Now her mom was asking him if he’d like a drink. Mr. Lee shook his head at the bottle of wine but said, “I’ll take water,” and sat in the empty chair beside Alida. She saw him inspecting each bowl of food on the table like he was giving it a grade — a C for this, a D for that, to judge by his pursed lips and severe eyes.

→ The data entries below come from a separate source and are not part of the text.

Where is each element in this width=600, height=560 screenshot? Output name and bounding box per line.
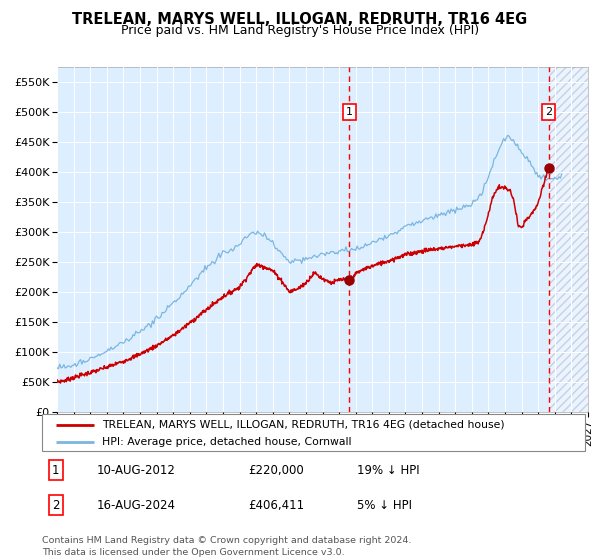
Text: 1: 1 [346, 107, 353, 117]
Text: £406,411: £406,411 [248, 498, 304, 511]
Text: HPI: Average price, detached house, Cornwall: HPI: Average price, detached house, Corn… [102, 437, 351, 447]
Text: This data is licensed under the Open Government Licence v3.0.: This data is licensed under the Open Gov… [42, 548, 344, 557]
Text: Contains HM Land Registry data © Crown copyright and database right 2024.: Contains HM Land Registry data © Crown c… [42, 536, 412, 545]
Text: 16-AUG-2024: 16-AUG-2024 [97, 498, 175, 511]
Bar [548, 67, 588, 412]
Text: 5% ↓ HPI: 5% ↓ HPI [357, 498, 412, 511]
Text: 19% ↓ HPI: 19% ↓ HPI [357, 464, 419, 477]
Bar [548, 67, 588, 412]
Text: £220,000: £220,000 [248, 464, 304, 477]
Text: 1: 1 [52, 464, 59, 477]
Text: TRELEAN, MARYS WELL, ILLOGAN, REDRUTH, TR16 4EG: TRELEAN, MARYS WELL, ILLOGAN, REDRUTH, T… [73, 12, 527, 27]
Text: TRELEAN, MARYS WELL, ILLOGAN, REDRUTH, TR16 4EG (detached house): TRELEAN, MARYS WELL, ILLOGAN, REDRUTH, T… [102, 419, 505, 430]
Text: 2: 2 [545, 107, 552, 117]
Text: 2: 2 [52, 498, 59, 511]
Text: 10-AUG-2012: 10-AUG-2012 [97, 464, 175, 477]
FancyBboxPatch shape [42, 414, 585, 451]
Text: Price paid vs. HM Land Registry's House Price Index (HPI): Price paid vs. HM Land Registry's House … [121, 24, 479, 36]
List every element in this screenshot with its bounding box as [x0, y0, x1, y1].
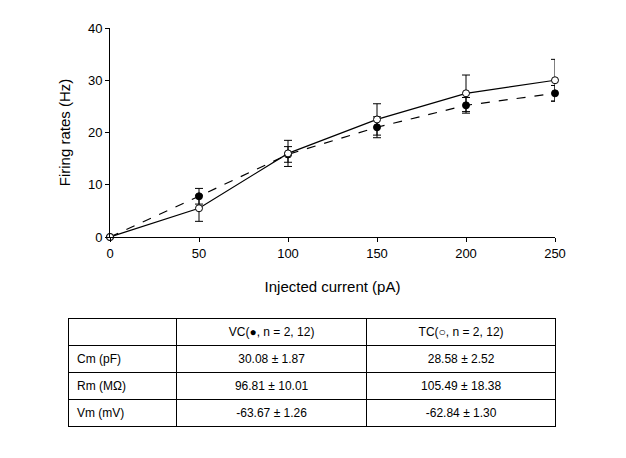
- html-text:TC(○, n = 2, 12): TC(○, n = 2, 12): [418, 325, 504, 339]
- svg-text:100: 100: [277, 246, 299, 261]
- html-text:30.08 ± 1.87: 30.08 ± 1.87: [238, 352, 305, 366]
- svg-text:50: 50: [192, 246, 206, 261]
- html-text:Cm (pF): Cm (pF): [77, 352, 121, 366]
- html-text:VC(●, n = 2, 12): VC(●, n = 2, 12): [228, 325, 315, 339]
- html-text:Vm (mV): Vm (mV): [77, 406, 125, 420]
- svg-text:200: 200: [455, 246, 477, 261]
- svg-text:0: 0: [106, 246, 113, 261]
- html-text:-63.67 ± 1.26: -63.67 ± 1.26: [236, 406, 307, 420]
- svg-text:40: 40: [88, 21, 102, 36]
- html-text:-62.84 ± 1.30: -62.84 ± 1.30: [425, 406, 497, 420]
- svg-text:20: 20: [88, 125, 102, 140]
- html-text:Rm (MΩ): Rm (MΩ): [77, 379, 126, 393]
- svg-text:30: 30: [88, 73, 102, 88]
- html-text:28.58 ± 2.52: 28.58 ± 2.52: [427, 352, 495, 366]
- html-text:105.49 ± 18.38: 105.49 ± 18.38: [421, 379, 502, 393]
- svg-text:250: 250: [544, 246, 566, 261]
- svg-text:150: 150: [366, 246, 388, 261]
- html-text:96.81 ± 10.01: 96.81 ± 10.01: [234, 379, 309, 393]
- svg-text:Firing rates (Hz): Firing rates (Hz): [56, 79, 73, 187]
- svg-text:10: 10: [88, 177, 102, 192]
- svg-text:0: 0: [95, 230, 102, 245]
- svg-text:Injected current (pA): Injected current (pA): [265, 278, 401, 295]
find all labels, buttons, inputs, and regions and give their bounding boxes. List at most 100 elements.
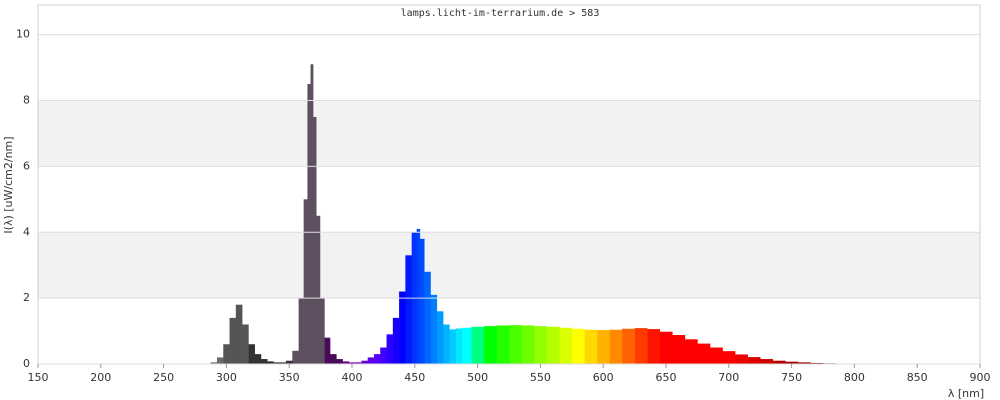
spectrum-bar — [267, 361, 274, 364]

“Can I get you a plate?” her mom said from the sink, where she was filling his glass. “There’s plenty for four.”

“I ate already.”

He was too young to be a landlord — years and years younger than her mom. His Beatle haircut made him look sort of like George Harrison, if you could imagine a Korean or a Vietnamese George Harrison. He had a pierced ear but no ring in it. His gray suit, riddled through with glittering threads like silver wire, would’ve fit a much fatter man; its double-breasted jacket, open at the front, sagged over his narrow shoulders and hung in loose folds by his sides. He reeked of perfume, a sharp, waxy, leathery scent that reminded her of Tad’s mother’s car, and she bet that the label on the bottle said something like Mercedes-Benz.

“Use a fork, huh?” he said suddenly, confidentially, into Alida’s ear. “No chopsticks?” He picked up the pair beside her plate, and in his hand they turned into the clacking beak of a fierce bird. She’d never seen chopsticks move so fast and nimbly. They hovered, ospreylike, a foot above her plate, then plunged to snatch a scallop. She thought the landlord was going to put it in his mouth — gross! — but the poor scallop stayed aloft, a single drop of garlic sauce landing on her Buddhist vegetables.

“You want I teach you?”

“It’s okay,” Alida said.

He let the scallop fall back on the plate and returned the chopsticks to her place mat. “K’why-dzer!” he said.